Once underway on a four month tour of duty, Moussaed partners with Badr, his only friend on the conspicuously solidarity-starved ship, and the two are reasonably successful at first. However, it soon becomes clear that they are playing a dangerous lottery rigged against them by both man and nature. The prolonged time spent submerged and the constant pressure changes saddle Moussaed with an excruciating earache while other illnesses plague the crew. Forced to push on anyway, his arm is caught in an underwater cleft and, after a terrifying struggle, he dies.
Late that night Badr cuts open the clams from his ex-buddy’s basket and discovers several shimmering pearls. The ship returns from the season late. In the meantime Nora has been married against her will to a wealthy merchant. Badr gives the pearls to Moussaed’s parents, but, overcome by grief, his mother throws them back to the cruel sea.
The Cruel Sea was the first feature film from Kuwait and major landmark in Arabic cinema. The production is technically rather rough, marred by injudicious zoom shots and ambitious but frequently confusing editing and lighting that confuse several scenes, but the sweaty, sickly claustrophobia of the diving boat and the misleading serenity of the underwater photography elevate the film’s latter half. Similarly, the narrative begins rather conventionally with a pair of thwarted lovers who’ve got very little spark and at one point loses momentum during Nora’s extended wedding scene, but the story has a timeless wisdom and sadness, not to mention a great deal of thematic interest, that build towards the final acts.

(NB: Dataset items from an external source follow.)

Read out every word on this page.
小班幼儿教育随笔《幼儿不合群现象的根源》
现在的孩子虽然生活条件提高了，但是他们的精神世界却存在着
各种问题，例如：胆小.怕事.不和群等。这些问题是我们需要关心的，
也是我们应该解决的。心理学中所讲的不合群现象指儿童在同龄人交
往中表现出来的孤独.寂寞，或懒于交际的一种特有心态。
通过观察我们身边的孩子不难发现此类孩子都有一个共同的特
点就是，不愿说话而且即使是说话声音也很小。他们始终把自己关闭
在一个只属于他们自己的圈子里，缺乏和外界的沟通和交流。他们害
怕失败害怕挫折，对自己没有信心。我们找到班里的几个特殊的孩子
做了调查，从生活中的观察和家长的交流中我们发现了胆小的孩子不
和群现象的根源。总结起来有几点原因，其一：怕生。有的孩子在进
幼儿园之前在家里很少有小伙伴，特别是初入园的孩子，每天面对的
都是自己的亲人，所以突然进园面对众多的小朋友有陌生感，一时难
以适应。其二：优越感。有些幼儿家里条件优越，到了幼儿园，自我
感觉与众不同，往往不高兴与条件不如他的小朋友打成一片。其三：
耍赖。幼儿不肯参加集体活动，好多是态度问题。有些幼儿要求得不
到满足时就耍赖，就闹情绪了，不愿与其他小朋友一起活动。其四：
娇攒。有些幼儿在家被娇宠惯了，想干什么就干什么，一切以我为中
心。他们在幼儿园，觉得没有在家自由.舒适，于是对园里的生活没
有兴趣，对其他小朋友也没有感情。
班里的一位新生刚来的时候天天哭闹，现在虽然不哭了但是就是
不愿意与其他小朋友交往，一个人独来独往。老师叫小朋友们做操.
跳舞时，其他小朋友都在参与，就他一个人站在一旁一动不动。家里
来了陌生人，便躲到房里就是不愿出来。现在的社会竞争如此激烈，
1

Family, tradition, masculinity and life at sea, while shown as essential to community life and as cornerstones of their value system, are undermined by self-interest, parochialism and unjustifiable risk. Even dreams, the thing that movies are made of, are revealed as siren songs. In an extended flashback Moussaed’s father pursues a phantom pearl to his own disaster, and later fails to avert his son, who refuses to obey him, from an even worse fate. Conversely, Nora’s father should have been disobeyed, but can’t be, and result is also tragedy. This false choice, where respecting parental authority versus paving one’s own way both lead to misfortune, echoes the movie’s more explicit theme of an ocean on which lives both depend and end.